Histone deacetylase (HDAC) inhibitor activation of p21 WAF1 involves changes in promoter-associated proteins, including HDAC1

Abstract

Histone deacetylase (HDAC) inhibitors (HDACi) cause cancer cell growth arrest and/or apoptosis in vivo and in vitro. The HDACi suberoylanilide hydroxamic acid (SAHA) is in phase I/II clinical trials showing significant anticancer activity. Despite wide distribution of HDACs in chromatin, SAHA alters the expression of few genes in transformed cells. p21^WAF1 is one of the most commonly induced.
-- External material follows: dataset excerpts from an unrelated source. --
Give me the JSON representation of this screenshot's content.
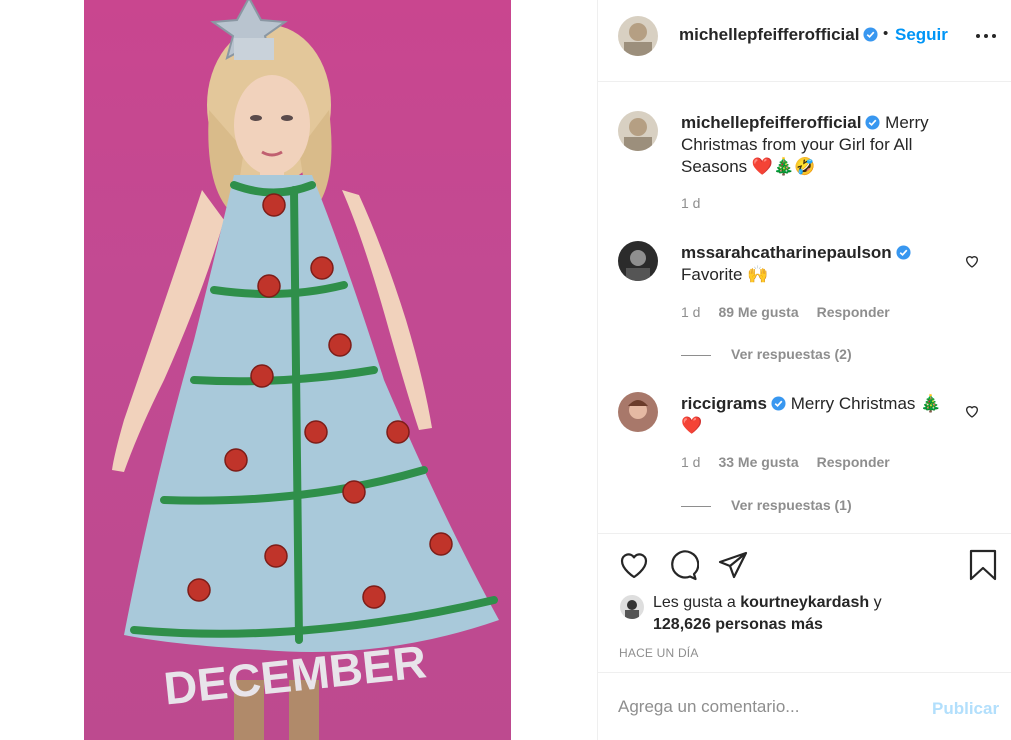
{
  "post": {
    "author": "michellepfeifferofficial",
    "follow_label": "Seguir",
    "separator": "•",
    "photo_text": "DECEMBER"
  },
  "caption": {
    "username": "michellepfeifferofficial",
    "text": "Merry Christmas from your Girl for All Seasons ❤️🎄🤣",
    "time": "1 d"
  },
  "comments": [
    {
      "username": "mssarahcatharinepaulson",
      "text": "Favorite 🙌",
      "time": "1 d",
      "likes": "89 Me gusta",
      "reply_label": "Responder",
      "view_replies": "Ver respuestas (2)"
    },
    {
      "username": "riccigrams",
      "text": "Merry Christmas 🎄❤️",
      "time": "1 d",
      "likes": "33 Me gusta",
      "reply_label": "Responder",
      "view_replies": "Ver respuestas (1)"
    }
  ],
  "likes": {
    "prefix": "Les gusta a",
    "liker": "kourtneykardash",
    "conj": "y",
    "others": "128,626 personas más"
  },
  "posted": "HACE UN DÍA",
  "add_comment": {
    "placeholder": "Agrega un comentario...",
    "publish_label": "Publicar"
  },
  "colors": {
    "accent": "#0095f6",
    "verified": "#3897f0",
    "photo_bg": "#c9468f"
  },
  "icons": [
    "verified-badge-icon",
    "more-options-icon",
    "heart-icon",
    "comment-icon",
    "share-icon",
    "bookmark-icon"
  ]
}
SAHA does not alter the expression of p27^KIPI, an actively transcribed gene, or globin, a silent gene, in ARP-1 cells. Here we studied SAHA-induced changes in the p21^WAF1 promoter of ARP-1 cells to better understand the mechanism of HDACi gene activation. Within 1 h, SAHA caused modifications in acetylation and methylation of core histones and increased DNase I sensitivity and restriction enzyme accessibility in the p21^WAF1 promoter. These changes did not occur in the p27^KIPI or ε-globin gene-related histones. The HDACi caused a marked decrease in HDAC1 and Myc and an increase in RNA polymerase II in proteins bound to the p21^WAF1 promoter. Thus, this study identifies effects of SAHA on p21^WAF1-associated proteins that explain, at least in part, the selective effect of HDACi in altering gene expression.